How Highways Across Country Are Evading Supreme Court's Liquor Ban Order
Hundreds of kilometres of national and state highways in Maharashtra, Himachal, Uttarakhand, Rajasthan and others have turned into local roads.
Hundreds of kilometres of national and state highways in states like Maharashtra, Himachal, Uttarakhand, Rajasthan and others have turned into local, municipal or district roads, just a few days after a Supreme Court order banning liquor sale along highways.
Most states have not specified any reason for changing the categories and some have even denied that the step has been taken in view of the Supreme Court verdict.
Yet, most of the decisions have come in the wake of the March 31 order of the top court, lending it the shape of a nation-wide trend.
Last week, the Maharashtra government okayed proposals from three municipal corporations to classify highways passing through their areas to city roads, while Himachal Pradesh re-notified 16 state highways as major district roads (MDR).
Maharashtra state PWD Minister Chandrakant Patil said that the government had received proposals from Jalgaon, Latur and Yavatmal municipal corporations seeking de-notification of the highways which were okayed.
The West Bengal government declared around 275 km of state highways passing through various municipalities as 'arterial roads'.
The notification posted on the state PWD website on March 16, came in between the Supreme Court order on highway liquor ban on December 15, 2016, and its reaffirmation by the apex court on March 31.
The state government did not give any specific reason for the denotification which covers stretches along all the 16 state highways.
Uttarakhand took a similar decision with its cabinet allowing denotification of state highways located in the areas of local civic bodies and re-categorised them as other district roads saying highway specifications were coming in the way of their maintenance and expansion.
The argument did not cut ice with the opposition Congress which claimed it was just a "pretext" for helping liquor trade which is a major source of revenue.
Some road stretches were denotified in Rajasthan while the Punjab government also denotified the bypassed stretches of seven state highways and turned them into a part of the city roads.
Officials of both Punjab and Rajasthan governments said that the denotified roads were only bypassed stretches.
Meanwhile, in Goa, the Manohar Parrikar government faced heat from some opposition leaders who demanded that he come to the rescue of the tourism industry in the state.
The AAP demanded that the state government work towards getting state highways de-notified wherever legally feasible.
"India is a vast country...Goa is a tourist state, we need some relaxations. But I am not going to denotify highways," Parrikar had said at an event.

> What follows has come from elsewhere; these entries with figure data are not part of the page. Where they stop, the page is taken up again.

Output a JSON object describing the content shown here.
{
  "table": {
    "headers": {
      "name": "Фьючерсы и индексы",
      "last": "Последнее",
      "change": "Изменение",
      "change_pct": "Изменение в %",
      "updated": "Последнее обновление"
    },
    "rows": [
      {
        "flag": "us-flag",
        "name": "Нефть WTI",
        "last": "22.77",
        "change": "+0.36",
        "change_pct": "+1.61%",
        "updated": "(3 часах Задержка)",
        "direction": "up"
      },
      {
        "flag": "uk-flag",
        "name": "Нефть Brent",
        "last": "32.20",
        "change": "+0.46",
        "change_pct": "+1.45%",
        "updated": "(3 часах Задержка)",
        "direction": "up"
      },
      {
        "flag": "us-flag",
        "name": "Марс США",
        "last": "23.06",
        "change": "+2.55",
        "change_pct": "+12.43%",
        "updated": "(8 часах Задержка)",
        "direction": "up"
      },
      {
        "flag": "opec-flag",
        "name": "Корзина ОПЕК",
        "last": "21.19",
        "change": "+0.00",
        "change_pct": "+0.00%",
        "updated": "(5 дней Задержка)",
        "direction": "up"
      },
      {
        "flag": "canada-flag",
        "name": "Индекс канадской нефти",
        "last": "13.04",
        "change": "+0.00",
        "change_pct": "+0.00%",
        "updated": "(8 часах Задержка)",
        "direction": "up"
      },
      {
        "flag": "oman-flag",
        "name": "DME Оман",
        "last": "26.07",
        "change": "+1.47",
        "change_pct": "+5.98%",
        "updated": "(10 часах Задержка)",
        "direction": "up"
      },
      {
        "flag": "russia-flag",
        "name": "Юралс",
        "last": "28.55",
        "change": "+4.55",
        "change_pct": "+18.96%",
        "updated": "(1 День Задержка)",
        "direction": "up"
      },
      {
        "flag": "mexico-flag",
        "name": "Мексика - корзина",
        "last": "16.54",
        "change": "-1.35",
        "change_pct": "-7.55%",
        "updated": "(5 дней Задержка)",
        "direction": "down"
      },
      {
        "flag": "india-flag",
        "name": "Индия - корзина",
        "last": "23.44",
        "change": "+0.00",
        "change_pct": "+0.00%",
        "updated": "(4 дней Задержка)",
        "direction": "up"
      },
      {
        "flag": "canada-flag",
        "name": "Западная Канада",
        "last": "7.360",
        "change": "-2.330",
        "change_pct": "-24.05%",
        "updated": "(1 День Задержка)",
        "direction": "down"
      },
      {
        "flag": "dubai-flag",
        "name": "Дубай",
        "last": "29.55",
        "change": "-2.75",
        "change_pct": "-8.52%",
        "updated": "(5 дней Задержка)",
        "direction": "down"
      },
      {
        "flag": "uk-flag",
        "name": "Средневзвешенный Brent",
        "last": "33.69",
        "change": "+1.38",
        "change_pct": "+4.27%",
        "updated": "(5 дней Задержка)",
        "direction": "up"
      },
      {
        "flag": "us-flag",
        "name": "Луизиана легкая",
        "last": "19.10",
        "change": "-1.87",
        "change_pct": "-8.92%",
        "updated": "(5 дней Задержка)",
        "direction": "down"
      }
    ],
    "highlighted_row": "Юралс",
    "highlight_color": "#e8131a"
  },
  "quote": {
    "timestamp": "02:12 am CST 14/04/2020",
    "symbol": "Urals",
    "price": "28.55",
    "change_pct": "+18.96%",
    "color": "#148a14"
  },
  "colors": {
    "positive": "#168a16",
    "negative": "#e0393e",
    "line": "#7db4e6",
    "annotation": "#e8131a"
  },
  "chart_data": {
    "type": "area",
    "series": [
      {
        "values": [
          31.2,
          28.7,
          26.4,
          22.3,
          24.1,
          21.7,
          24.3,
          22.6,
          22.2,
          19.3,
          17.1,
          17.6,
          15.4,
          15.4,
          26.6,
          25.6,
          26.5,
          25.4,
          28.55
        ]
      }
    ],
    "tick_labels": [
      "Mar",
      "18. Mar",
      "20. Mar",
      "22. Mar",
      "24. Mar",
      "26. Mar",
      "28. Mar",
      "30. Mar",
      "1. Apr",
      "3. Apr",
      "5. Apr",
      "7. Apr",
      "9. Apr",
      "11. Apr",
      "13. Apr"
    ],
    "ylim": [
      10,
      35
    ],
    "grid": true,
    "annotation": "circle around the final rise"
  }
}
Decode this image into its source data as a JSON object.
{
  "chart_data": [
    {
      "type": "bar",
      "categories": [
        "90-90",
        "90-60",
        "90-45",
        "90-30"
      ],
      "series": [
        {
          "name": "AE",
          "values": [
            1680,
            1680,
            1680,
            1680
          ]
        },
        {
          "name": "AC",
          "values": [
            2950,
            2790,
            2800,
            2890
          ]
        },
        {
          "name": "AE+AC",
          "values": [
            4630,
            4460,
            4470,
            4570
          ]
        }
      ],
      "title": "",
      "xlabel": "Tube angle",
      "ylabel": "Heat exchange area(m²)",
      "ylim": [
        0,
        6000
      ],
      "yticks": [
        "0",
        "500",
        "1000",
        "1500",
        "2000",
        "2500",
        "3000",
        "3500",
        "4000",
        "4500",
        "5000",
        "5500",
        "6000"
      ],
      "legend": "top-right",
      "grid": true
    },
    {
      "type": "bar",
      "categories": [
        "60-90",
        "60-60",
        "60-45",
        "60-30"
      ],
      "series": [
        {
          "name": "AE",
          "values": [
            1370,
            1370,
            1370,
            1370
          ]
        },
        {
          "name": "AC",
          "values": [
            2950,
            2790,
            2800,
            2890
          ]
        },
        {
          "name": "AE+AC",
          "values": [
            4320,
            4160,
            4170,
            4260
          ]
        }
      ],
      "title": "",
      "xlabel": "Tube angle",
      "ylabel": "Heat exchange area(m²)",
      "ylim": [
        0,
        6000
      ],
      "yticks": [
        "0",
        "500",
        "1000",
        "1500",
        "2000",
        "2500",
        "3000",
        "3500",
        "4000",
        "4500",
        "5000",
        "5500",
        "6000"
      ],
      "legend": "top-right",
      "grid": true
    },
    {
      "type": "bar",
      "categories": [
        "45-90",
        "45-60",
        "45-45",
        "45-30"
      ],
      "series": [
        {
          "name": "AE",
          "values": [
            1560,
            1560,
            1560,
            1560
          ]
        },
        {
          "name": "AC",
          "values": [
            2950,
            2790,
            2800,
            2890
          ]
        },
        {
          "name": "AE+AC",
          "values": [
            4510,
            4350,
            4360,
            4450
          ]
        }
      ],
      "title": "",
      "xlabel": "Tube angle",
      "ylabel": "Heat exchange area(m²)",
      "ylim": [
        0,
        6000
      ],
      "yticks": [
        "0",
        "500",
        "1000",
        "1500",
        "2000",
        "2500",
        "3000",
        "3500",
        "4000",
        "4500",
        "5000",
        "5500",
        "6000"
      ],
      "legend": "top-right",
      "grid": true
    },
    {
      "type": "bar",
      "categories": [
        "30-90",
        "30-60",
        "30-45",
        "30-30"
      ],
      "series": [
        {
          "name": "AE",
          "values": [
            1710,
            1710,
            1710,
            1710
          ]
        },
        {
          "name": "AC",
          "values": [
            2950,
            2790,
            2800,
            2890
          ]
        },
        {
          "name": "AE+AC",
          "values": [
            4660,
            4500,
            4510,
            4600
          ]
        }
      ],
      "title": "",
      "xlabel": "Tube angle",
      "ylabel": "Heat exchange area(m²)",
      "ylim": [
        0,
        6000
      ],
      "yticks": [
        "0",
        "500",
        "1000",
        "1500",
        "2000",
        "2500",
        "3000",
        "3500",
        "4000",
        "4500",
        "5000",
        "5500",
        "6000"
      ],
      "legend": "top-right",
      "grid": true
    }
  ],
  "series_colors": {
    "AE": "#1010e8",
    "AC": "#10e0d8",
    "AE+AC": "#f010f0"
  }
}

Union road, transport and highways ministry officials in Delhi said they had received "several requests" from different states to convert National Highways to district roads apparently to protect revenues.
Officials said they had received peculiar requests to de-notify national highways at a time when the Centre plans to take the length of such roads to 2 lakh km from the existing about 1 lakh km.
The ministry has received a request in writing from the union territory of Daman to de-notify some of its NH stretches while other states also expressed interest but were yet to sent proposals in writing.
Meanwhile in several places people protested attempts to relocate liquor vends in their localities.
Following such protest, the Uttar Pradesh government said that it would not allow shops which are have to relocated following a Supreme Court order banning sale of liquor along highways to come up near religious places, schools or populated areas.
In Maharashtra, police had to foil a bid by anti-liquor activists to march towards residence of a minister. The activists alleged that he had played a role in the state government's move to denotify the highways.